Sampling returns along with more impulse shopping
To “bring more buzz to our stores” after years of restrictions due to the pandemic, “we’re bringing back assertive sampling in a big way, allowing our customers to taste and experience new products,” Sinclair said.
He explained this is possible in part because the company has adopted “true labor standards in our stores and a system to support it,” which will allow it to weed out unnecessary and duplicative tasks – allowing it to shift more employee attention to customer engagement.
Likewise, Sprouts will offer more seasonal impulse items and roll out “innovation centers and more prepared meal fixtures” in store to help create “the ongoing treasure hunt and highlight new products in our stores,” Sinclair said.

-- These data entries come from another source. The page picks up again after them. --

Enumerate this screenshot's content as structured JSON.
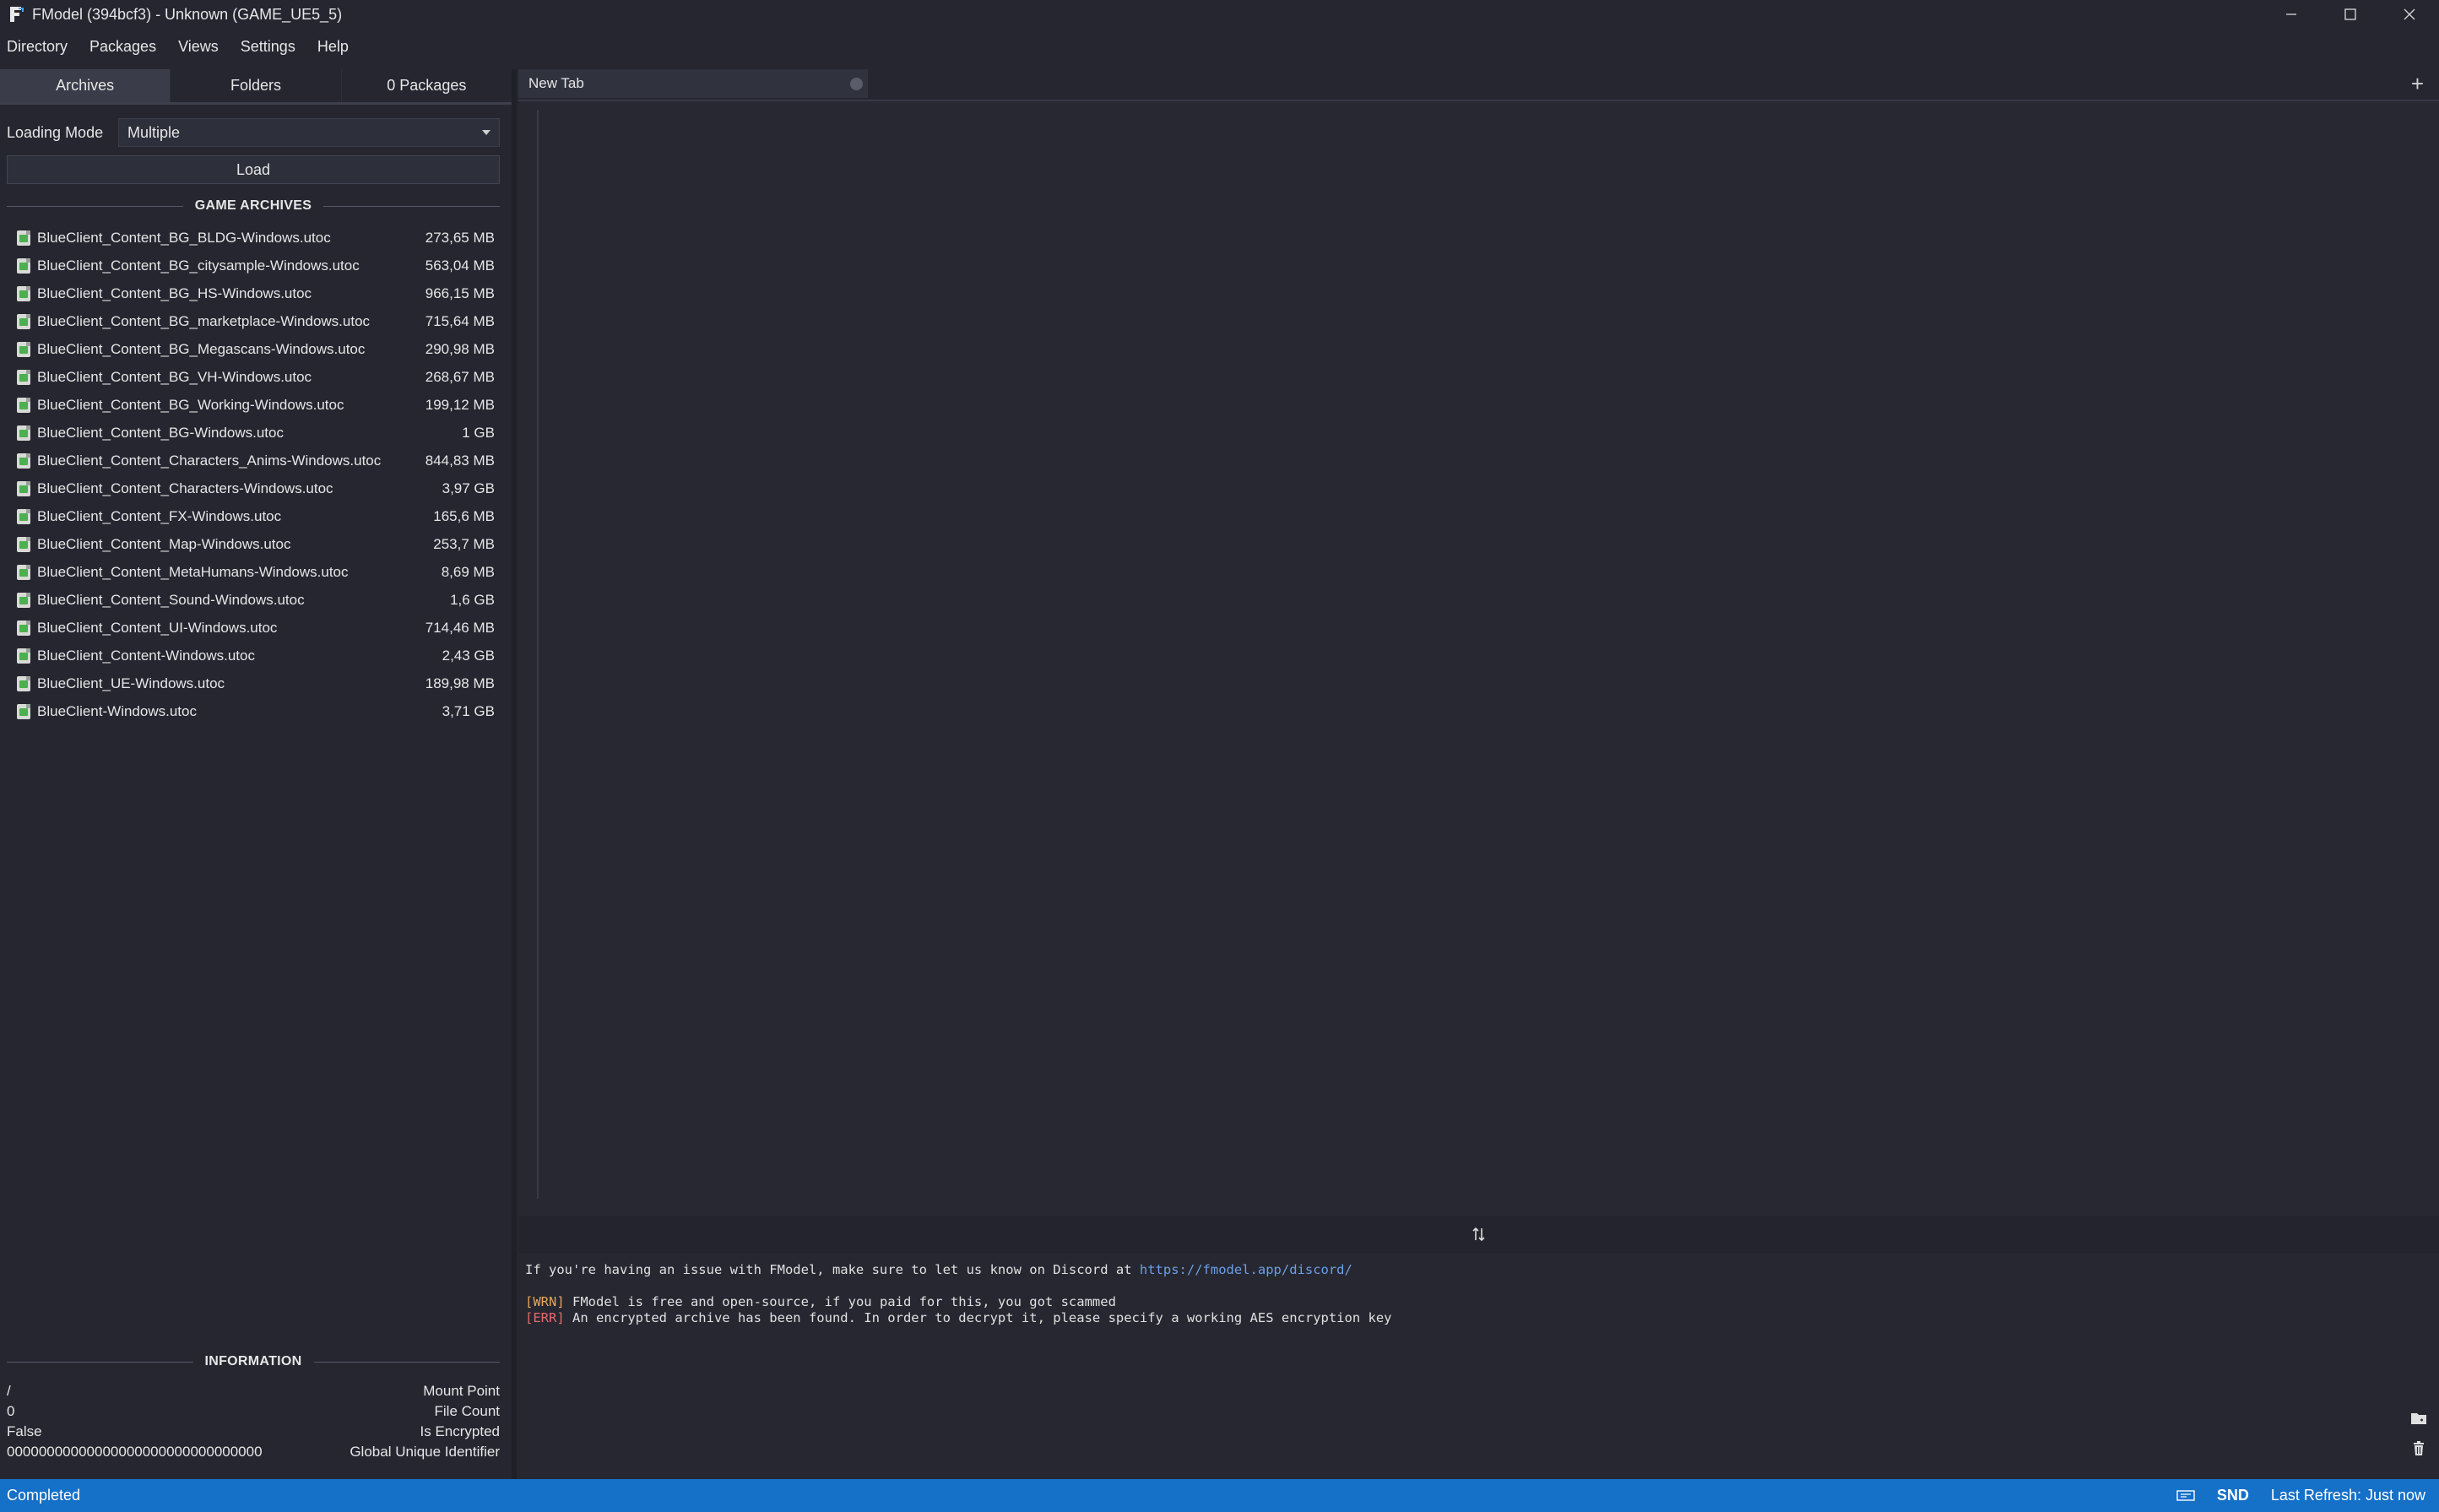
{
  "window": {
    "title": "FModel (394bcf3) - Unknown (GAME_UE5_5)",
    "controls": {
      "minimize": "—",
      "maximize": "☐",
      "close": "✕"
    }
  },
  "menu": [
    "Directory",
    "Packages",
    "Views",
    "Settings",
    "Help"
  ],
  "left_tabs": [
    {
      "label": "Archives",
      "active": true
    },
    {
      "label": "Folders",
      "active": false
    },
    {
      "label": "0 Packages",
      "active": false
    }
  ],
  "loading": {
    "label": "Loading Mode",
    "value": "Multiple"
  },
  "load_button": "Load",
  "game_archives": {
    "title": "GAME ARCHIVES",
    "items": [
      {
        "name": "BlueClient_Content_BG_BLDG-Windows.utoc",
        "size": "273,65 MB"
      },
      {
        "name": "BlueClient_Content_BG_citysample-Windows.utoc",
        "size": "563,04 MB"
      },
      {
        "name": "BlueClient_Content_BG_HS-Windows.utoc",
        "size": "966,15 MB"
      },
      {
        "name": "BlueClient_Content_BG_marketplace-Windows.utoc",
        "size": "715,64 MB"
      },
      {
        "name": "BlueClient_Content_BG_Megascans-Windows.utoc",
        "size": "290,98 MB"
      },
      {
        "name": "BlueClient_Content_BG_VH-Windows.utoc",
        "size": "268,67 MB"
      },
      {
        "name": "BlueClient_Content_BG_Working-Windows.utoc",
        "size": "199,12 MB"
      },
      {
        "name": "BlueClient_Content_BG-Windows.utoc",
        "size": "1 GB"
      },
      {
        "name": "BlueClient_Content_Characters_Anims-Windows.utoc",
        "size": "844,83 MB"
      },
      {
        "name": "BlueClient_Content_Characters-Windows.utoc",
        "size": "3,97 GB"
      },
      {
        "name": "BlueClient_Content_FX-Windows.utoc",
        "size": "165,6 MB"
      },
      {
        "name": "BlueClient_Content_Map-Windows.utoc",
        "size": "253,7 MB"
      },
      {
        "name": "BlueClient_Content_MetaHumans-Windows.utoc",
        "size": "8,69 MB"
      },
      {
        "name": "BlueClient_Content_Sound-Windows.utoc",
        "size": "1,6 GB"
      },
      {
        "name": "BlueClient_Content_UI-Windows.utoc",
        "size": "714,46 MB"
      },
      {
        "name": "BlueClient_Content-Windows.utoc",
        "size": "2,43 GB"
      },
      {
        "name": "BlueClient_UE-Windows.utoc",
        "size": "189,98 MB"
      },
      {
        "name": "BlueClient-Windows.utoc",
        "size": "3,71 GB"
      }
    ]
  },
  "information": {
    "title": "INFORMATION",
    "rows": [
      {
        "value": "/",
        "label": "Mount Point"
      },
      {
        "value": "0",
        "label": "File Count"
      },
      {
        "value": "False",
        "label": "Is Encrypted"
      },
      {
        "value": "00000000000000000000000000000000",
        "label": "Global Unique Identifier"
      }
    ]
  },
  "doc_tab": {
    "label": "New Tab",
    "add": "+"
  },
  "console": {
    "line1_prefix": "If you're having an issue with FModel, make sure to let us know on Discord at ",
    "line1_link": "https://fmodel.app/discord/",
    "warn_tag": "[WRN]",
    "warn_text": " FModel is free and open-source, if you paid for this, you got scammed",
    "err_tag": "[ERR]",
    "err_text": " An encrypted archive has been found. In order to decrypt it, please specify a working AES encryption key"
  },
  "status": {
    "left": "Completed",
    "snd": "SND",
    "last_refresh": "Last Refresh: Just now"
  },
  "colors": {
    "background": "#252630",
    "status_bar": "#1570c8",
    "link": "#6e9ee6",
    "warn": "#e6a55a",
    "err": "#e66a6a"
  }
}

He explained that customers like the convenience of prepared foods, “so we’re stepping up our exposure to heat and eat daily meals and prepared on pan meals, as time becomes a more precious commodity for our consumers.”
Finally, the retailer is offering more house or department discounts as opposed to specific items, which Sinclair said drives incremental traffic and delivers baskets that are two times the average.
Through these measures and by “focusing on controlling what we can control to drive the basket forward,” Sinclair said he is confident in the retailer's ability to grow.
Despite this confidence, there are elements that Sprouts cannot control – such as the timeline and extent of inflation, Molloy said, which is why he said it is “prudent to expect total sales growth, comparable store sales growth and earnings per share to be at the lower end of the outlook we provided during our last earnings call in February.”
That outlook included 4% to 6% total sales growth, 0% to 2% comparable store sales growth and earnings per share in the range of $2.14 and $2.24.
“For the second quarter, comparable sales should be close to flat and earnings per share is expected to be between” 49 cents and 53 cents, he added.
Analysts voice skepticism, fear
While Sprouts executives were confident and comfortable with the its comps and plan to boost shopper spending, several analysts on the call were not and many questioned why Sprouts was the only retailer to report a dip in spending. Some asked if it was due to a flaw in the retailer's strategies, while others asked if Sprouts was just the first to experience smaller baskets.
Mark Carden with UBS noted that he had seen "some pretty strong top line results at grocers, like Publix, in recent days with inflation, presumably ... a bit of a tailwind."
He asked whether Sprouts' negative experience was because competitors were investing more in price or if trip consolidation at larger grocers may be capping Sprouts' transaction growth from being higher, or if something else was driving the differential.
Sinclair said he did not believe that consumers were choosing other retailers over Sprouts to save money, but that they were spending on travel and at restaurants and therefore less at the grocery store.
'I don't think we're seeing a dramatic change in trade down'
Scott Mushkin of R5 Capital reiterated Carden's concerns, noting that Sprouts' is "having a very different experience than most people in your industry over the last, say, 12 months on the comp line."
He asked if, like Albertsons, Sprouts should consider "strategic alternatives."
Molloy countered that Sprouts' traffic remains strong and that it will focus on bringing in new consumers with marketing highlighting the retailers' affordable produce and treasure hunt experience. Additional shoppers could help offset a small decline in basket size, he suggested.
As executives sought to sooth investor fears about its performance, Krisztina Katai with Deutsche Bank wondered if the retailer's experience was harbinger of what is to come for others.
Noting that Sprouts' shoppers tend to be "slightly higher end than conventional grocers'," she asked if it had noticed any changes in patterns within the retailers' various income demographics that would point to the beginning of a trade down period.
Sinclair affirmed that "you're seeing some trading down" in meat, likely due to price, and that produce hasn't been as strong, but he reiterated an increase in store traffic and noted that "I don't think we're seeing a dramatic change in trade down."